Well, Apple isn’t having a good time. After this and this came to light, a report from Gizmodo has Apple under new scrutiny over the iCloud Private Relay feature and how it facilitates a massive scam:

As you read this, there’s an army of bots pretending to be Apple users surfing the web and looking at ads, according to new research shared exclusively with Gizmodo. The ad fraud scheme is weaponizing a privacy feature called Private Relay, coopting a vast swath of traffic to show ads to robots and costing advertisers tens of millions of dollars in the process, researchers’ tests found.

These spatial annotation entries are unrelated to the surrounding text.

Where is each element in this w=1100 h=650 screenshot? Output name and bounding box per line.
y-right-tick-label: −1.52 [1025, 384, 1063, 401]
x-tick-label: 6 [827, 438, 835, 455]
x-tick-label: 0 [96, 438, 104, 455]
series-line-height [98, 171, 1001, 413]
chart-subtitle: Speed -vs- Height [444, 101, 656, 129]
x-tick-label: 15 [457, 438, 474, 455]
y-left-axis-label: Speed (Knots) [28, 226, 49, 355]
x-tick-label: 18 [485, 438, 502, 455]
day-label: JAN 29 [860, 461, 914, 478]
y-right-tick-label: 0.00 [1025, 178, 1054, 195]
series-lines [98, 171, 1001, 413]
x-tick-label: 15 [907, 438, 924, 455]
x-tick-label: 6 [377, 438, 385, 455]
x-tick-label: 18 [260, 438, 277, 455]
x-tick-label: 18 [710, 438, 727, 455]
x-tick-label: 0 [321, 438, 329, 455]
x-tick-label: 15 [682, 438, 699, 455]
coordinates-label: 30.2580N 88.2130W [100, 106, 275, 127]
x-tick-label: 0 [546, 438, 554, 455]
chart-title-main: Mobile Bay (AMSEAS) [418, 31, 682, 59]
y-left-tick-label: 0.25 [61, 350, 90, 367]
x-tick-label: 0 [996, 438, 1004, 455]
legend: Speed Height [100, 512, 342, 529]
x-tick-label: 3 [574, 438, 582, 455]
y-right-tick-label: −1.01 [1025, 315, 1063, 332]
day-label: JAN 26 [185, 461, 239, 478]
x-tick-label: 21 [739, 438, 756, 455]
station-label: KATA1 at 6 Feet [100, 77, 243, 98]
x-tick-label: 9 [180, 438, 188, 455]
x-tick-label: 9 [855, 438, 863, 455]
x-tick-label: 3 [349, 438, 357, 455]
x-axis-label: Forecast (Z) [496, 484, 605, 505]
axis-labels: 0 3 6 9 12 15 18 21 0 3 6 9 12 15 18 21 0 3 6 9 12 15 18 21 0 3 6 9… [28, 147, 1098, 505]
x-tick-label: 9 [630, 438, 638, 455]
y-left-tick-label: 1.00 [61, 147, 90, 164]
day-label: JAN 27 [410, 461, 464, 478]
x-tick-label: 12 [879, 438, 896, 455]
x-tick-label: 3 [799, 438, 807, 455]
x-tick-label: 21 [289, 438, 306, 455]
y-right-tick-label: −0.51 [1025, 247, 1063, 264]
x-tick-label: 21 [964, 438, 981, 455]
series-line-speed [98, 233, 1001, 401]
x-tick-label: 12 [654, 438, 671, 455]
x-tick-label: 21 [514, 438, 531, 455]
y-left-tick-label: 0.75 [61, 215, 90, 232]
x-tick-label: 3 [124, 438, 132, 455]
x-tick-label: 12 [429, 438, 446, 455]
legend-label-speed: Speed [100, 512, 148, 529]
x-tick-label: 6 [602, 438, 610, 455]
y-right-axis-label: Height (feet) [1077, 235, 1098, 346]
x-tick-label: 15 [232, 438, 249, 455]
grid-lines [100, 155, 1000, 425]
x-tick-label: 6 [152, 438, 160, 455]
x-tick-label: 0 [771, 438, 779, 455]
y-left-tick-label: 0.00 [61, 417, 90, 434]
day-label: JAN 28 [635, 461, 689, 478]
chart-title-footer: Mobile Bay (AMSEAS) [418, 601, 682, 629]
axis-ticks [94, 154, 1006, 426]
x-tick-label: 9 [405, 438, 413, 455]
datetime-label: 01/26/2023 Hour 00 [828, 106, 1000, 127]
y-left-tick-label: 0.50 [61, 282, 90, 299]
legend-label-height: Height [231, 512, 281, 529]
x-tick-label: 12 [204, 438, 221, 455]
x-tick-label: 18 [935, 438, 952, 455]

Apple has promised that the tool has “built-in fraud detection” and that advertising platforms can trust it, but the researchers say the fraud has only gotten worse in the months since they first reported it to the company.

The new report finds that criminals are exploiting Apple’s Private Relay tool, a feature available on on Apple devices for users who subscribe to iCloud+. Turn it on, and Private Relay will hide your web browsing and assign you a dummy IP address to help stop companies from tracking you. Pixalate, the ad tech firm that authored the study, released Tuesday, says the problem will cost US advertisers an estimated $65 million in 2022 alone. The study finds that 90% of web traffic that looks like it’s coming from Private Relay is actually fraudulent.

That’s not a good look for Apple. Here’s why:

“Apple says you can trust that connections through Private Relay are secure and free of fraud, so scammers are just presenting their traffic as coming from Apple,” said Amit Shetty, vice president of product at Pixalate. “It seems like they’re just hoping people are going to put the traffic on ‘allow lists’ because it’s considered to be safe.”

And:

Apple promised in several public statements that apps, websites, and ad tech companies can trust that iCPR addresses represent real people.The company says Private Relay has “built-in fraud protection,” and it’s “designed to ensure only valid Apple devices and accounts in good standing are allowed to use the service.” Apple goes even further, proclaiming that “Websites that use IP addresses to enforce fraud prevention and anti-abuse measures can trust that connections through Private Relay have been validated at the account and device level by Apple.”

Apple has been silent about this and their other issues. However as these sort of issues continue to come to light, Apple will have less ability to pretend that they don’t exist and they will have to say something. Because their use of the “reality distortion field” isn’t working. Especially when Apple markets itself as the privacy and security company.